Data is essential to any growth strategy. When it comes to product-led growth (PLG), it’s about real-time data or, at the very least, ‘just-in-time’ data. “I think the biggest learning for me at DocSend was that data does matter,” says Alex Poulos, CMO at Crossbeam and former CRO at MadKudu, CMO at DocSend, CMO at Chartio, and VP Marketing and Customer Success at Support.com. “It does matter how you organize your data, how you provide access to data, and how quickly you can make decisions based on data.”
Alex has seen a shift in the way companies use data and notes its absolute importance when it comes to growth. “I like to say that the data stack is the new tech stack. Ten years ago, we were asking, ‘What’s your tech stack? What tools do you have?’ I think today we are asking, ‘What’s your data stack? How do you bring data together? What’s your data strategy?’”
Despite the importance of using data to gain insights, there is a data gap that inhibits some companies from reaching their full potential. “Often, for a go-to-market team to get access to data they must file a ticket to a data scientist team or a data engineer team, and then wait for two weeks to get a report or an insight or a chart, but by then the moment has passed,” explains Alex. “I would like to see more go-to-market teams owning their access to data and their decisions based on data.”
Using data to build personalized product-led tracks for customers
The first challenge Alex faced was unlocking and operationalizing the data. “We dealt with zero-party data, so every user who signed up for the product had to share some information with us – most importantly, their use case,” explains Alex. “Then we had first-party data, so product telemetry and the data we collect. And then we had second-party data from G2 and other web properties.”
Once the data was unlocked, Alex had to personalize that data to drive monetization, and a big lesson he learned was to separate the funnel. “My first challenge was when I realized that we were actually running a bifurcated funnel,” says Alex. “We had a self-serve funnel where users wanted to go through the product by themselves, try it out to realize the value, and then check out with a credit card by themselves. And then we had users that wanted to talk to someone in sales or someone in customer success. Maybe they had some questions, and they really wanted that human touch.”
Through this process, Alex gleaned some surprising insights. “The big learning for me was that not only did we have to put the user in the right funnel, but sometimes putting a user in their own funnel actually had a negative consequence when it came to them converting,” he explains. “For example, a lot of founders use DocSend to set up fundraising materials, and founders are legendary for not wanting to talk to sales. So, if the first thing that happened after they signed up for the product was a salesperson contacting them, that definitely didn't help. Founders wanted to sort things out by themselves and convert when they were ready.”
Predicting the likelihood of conversions with data
Using demographic and firmographic data, Alex was able to infer the probability of whether a person would convert. “We built two predictive models, one for self-serve and one we call sales-assist for enterprises, and we had a good understanding of how the experiences of the two funnels were completely different,” Alex says. “We deployed programmatic marketing tracks for self-serve, and for sales-assist, and we wanted to make sure that those users had access to our sales team.”

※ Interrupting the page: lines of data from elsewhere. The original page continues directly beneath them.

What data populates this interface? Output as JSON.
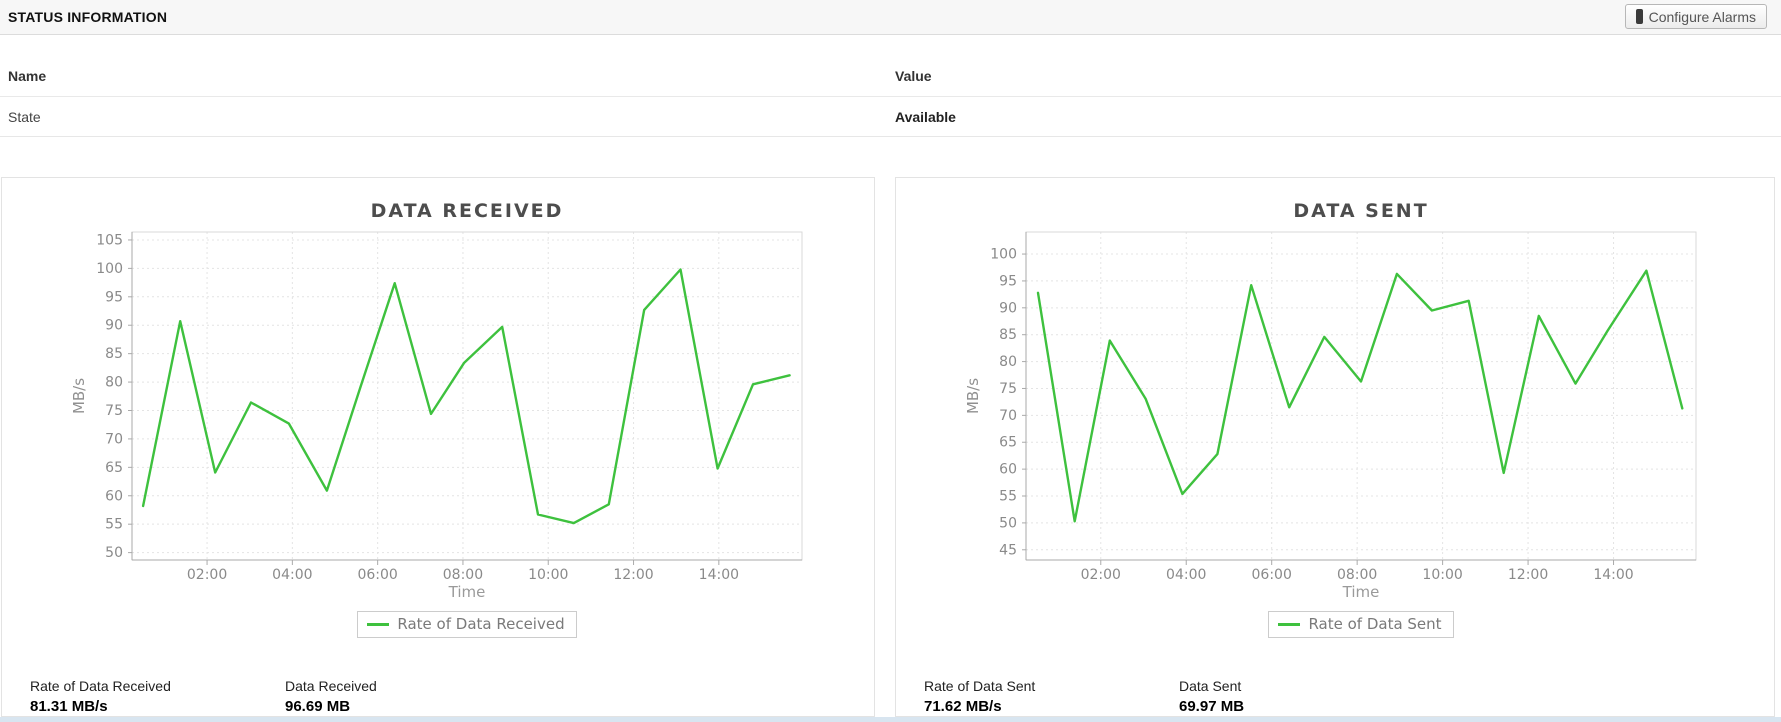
{
  "header": {
    "title": "STATUS INFORMATION",
    "configure_alarms_label": "Configure Alarms",
    "traffic_light_icon_colors": {
      "red": "#d43c3c",
      "middle": "#6b6b2a",
      "green": "#3fae3f"
    }
  },
  "status_table": {
    "columns": {
      "name": "Name",
      "value": "Value"
    },
    "rows": [
      {
        "name": "State",
        "value": "Available"
      }
    ]
  },
  "chart_data": [
    {
      "type": "line",
      "title": "DATA RECEIVED",
      "ylabel": "MB/s",
      "xlabel": "Time",
      "legend": "Rate of Data Received",
      "line_color": "#3ec13e",
      "grid": "dotted",
      "legend_position": "bottom",
      "x_hours": [
        0.5,
        1.37,
        2.19,
        3.03,
        3.92,
        4.81,
        5.6,
        6.4,
        7.25,
        8.03,
        8.92,
        9.76,
        10.6,
        11.42,
        12.25,
        13.1,
        13.97,
        14.8,
        15.66
      ],
      "values_mbps": [
        58.2,
        90.7,
        64.1,
        76.4,
        72.7,
        60.9,
        79.2,
        97.4,
        74.4,
        83.4,
        89.7,
        56.7,
        55.2,
        58.5,
        92.7,
        99.8,
        64.8,
        79.6,
        81.2
      ],
      "ylim": [
        48.7,
        106.4
      ],
      "xlim": [
        0.24,
        15.95
      ],
      "y_ticks": [
        50,
        55,
        60,
        65,
        70,
        75,
        80,
        85,
        90,
        95,
        100,
        105
      ],
      "x_ticks": [
        {
          "hour": 2,
          "label": "02:00"
        },
        {
          "hour": 4,
          "label": "04:00"
        },
        {
          "hour": 6,
          "label": "06:00"
        },
        {
          "hour": 8,
          "label": "08:00"
        },
        {
          "hour": 10,
          "label": "10:00"
        },
        {
          "hour": 12,
          "label": "12:00"
        },
        {
          "hour": 14,
          "label": "14:00"
        }
      ],
      "stats": [
        {
          "label": "Rate of Data Received",
          "value": "81.31 MB/s"
        },
        {
          "label": "Data Received",
          "value": "96.69 MB"
        }
      ]
    },
    {
      "type": "line",
      "title": "DATA SENT",
      "ylabel": "MB/s",
      "xlabel": "Time",
      "legend": "Rate of Data Sent",
      "line_color": "#3ec13e",
      "grid": "dotted",
      "legend_position": "bottom",
      "x_hours": [
        0.53,
        1.39,
        2.21,
        3.05,
        3.91,
        4.73,
        5.52,
        6.41,
        7.23,
        8.09,
        8.93,
        9.75,
        10.61,
        11.43,
        12.25,
        13.11,
        13.86,
        14.77,
        15.61
      ],
      "values_mbps": [
        92.8,
        50.3,
        83.9,
        73.1,
        55.4,
        62.8,
        94.2,
        71.5,
        84.6,
        76.3,
        96.3,
        89.5,
        91.3,
        59.3,
        88.5,
        75.9,
        85.7,
        96.9,
        71.3
      ],
      "ylim": [
        43.1,
        104.1
      ],
      "xlim": [
        0.25,
        15.93
      ],
      "y_ticks": [
        45,
        50,
        55,
        60,
        65,
        70,
        75,
        80,
        85,
        90,
        95,
        100
      ],
      "x_ticks": [
        {
          "hour": 2,
          "label": "02:00"
        },
        {
          "hour": 4,
          "label": "04:00"
        },
        {
          "hour": 6,
          "label": "06:00"
        },
        {
          "hour": 8,
          "label": "08:00"
        },
        {
          "hour": 10,
          "label": "10:00"
        },
        {
          "hour": 12,
          "label": "12:00"
        },
        {
          "hour": 14,
          "label": "14:00"
        }
      ],
      "stats": [
        {
          "label": "Rate of Data Sent",
          "value": "71.62 MB/s"
        },
        {
          "label": "Data Sent",
          "value": "69.97 MB"
        }
      ]
    }
  ]
}
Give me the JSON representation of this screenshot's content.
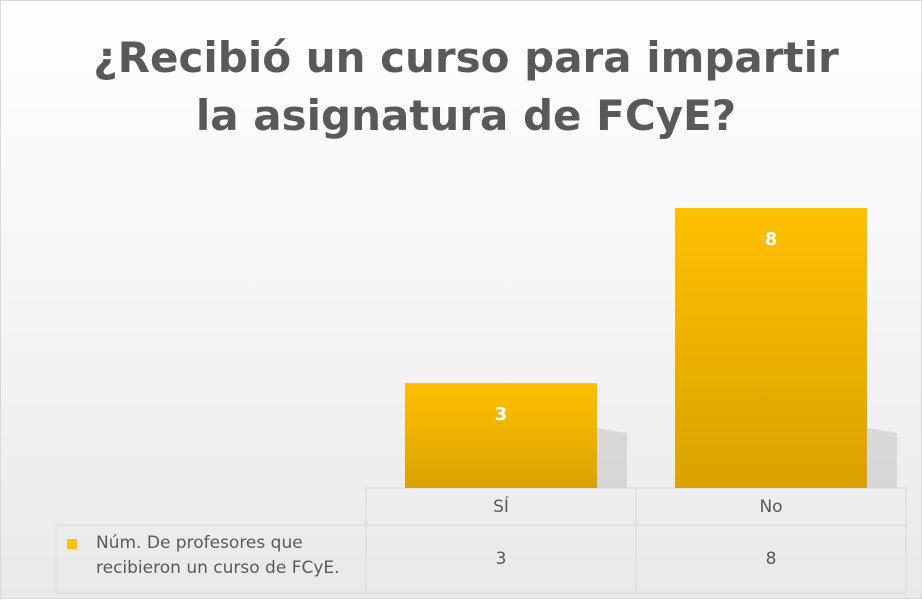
{
  "chart_data": {
    "type": "bar",
    "title": "¿Recibió un curso para impartir la asignatura de FCyE?",
    "categories": [
      "SÍ",
      "No"
    ],
    "series": [
      {
        "name": "Núm. De profesores que recibieron un curso de FCyE.",
        "color": "#ffc000",
        "values": [
          3,
          8
        ]
      }
    ],
    "data_table": true
  }
}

Alex explains how he used Intercom and HubSpot to facilitate the funnels, both inside and outside of the product. “We focused on product behaviors in Intercom – if you haven’t done something that we wanted you to, we had this in our product to go and do it,” says Alex. “What we did with HubSpot outside the product was focus on how to provide value for a use case. Fundraising is one of our use cases, so we shared a lot of information to HubSpot, like what a pitch deck should look like, or how long it should take to solicit VCs. So there was a lot of value not specific to the product, but around the use case – and this was personalized.”
Building hyper-personalized experiences
For Alex, it was important that personalization went beyond the email and Intercom tracks, but was incorporated in how they started conversations with leads.
“Our website was personalized, so knowing what [the customer’s] use case was and knowing whether they wanted a trial with us made the website experience very different,” says Alex. “And this is where Mutiny came in – it allowed us to personalize the website. So, say you’ve already had a trial with us, I’m not going to offer you a ‘Start a trial’ CTA, but I’m going to say, ‘Check out our pricing page’. If you are an SMB, the logos that I show you on our website will be relevant to your industry. So personalization was not just in the tracks, it was also in the website.”
The results of personalization were clear. “When we got personalization right, in some cases we doubled our conversion rates for that particular segment,” says Alex. “But the challenge is knowing what to talk about, knowing the particular persona at the particular point in time, and serving the right CTA.”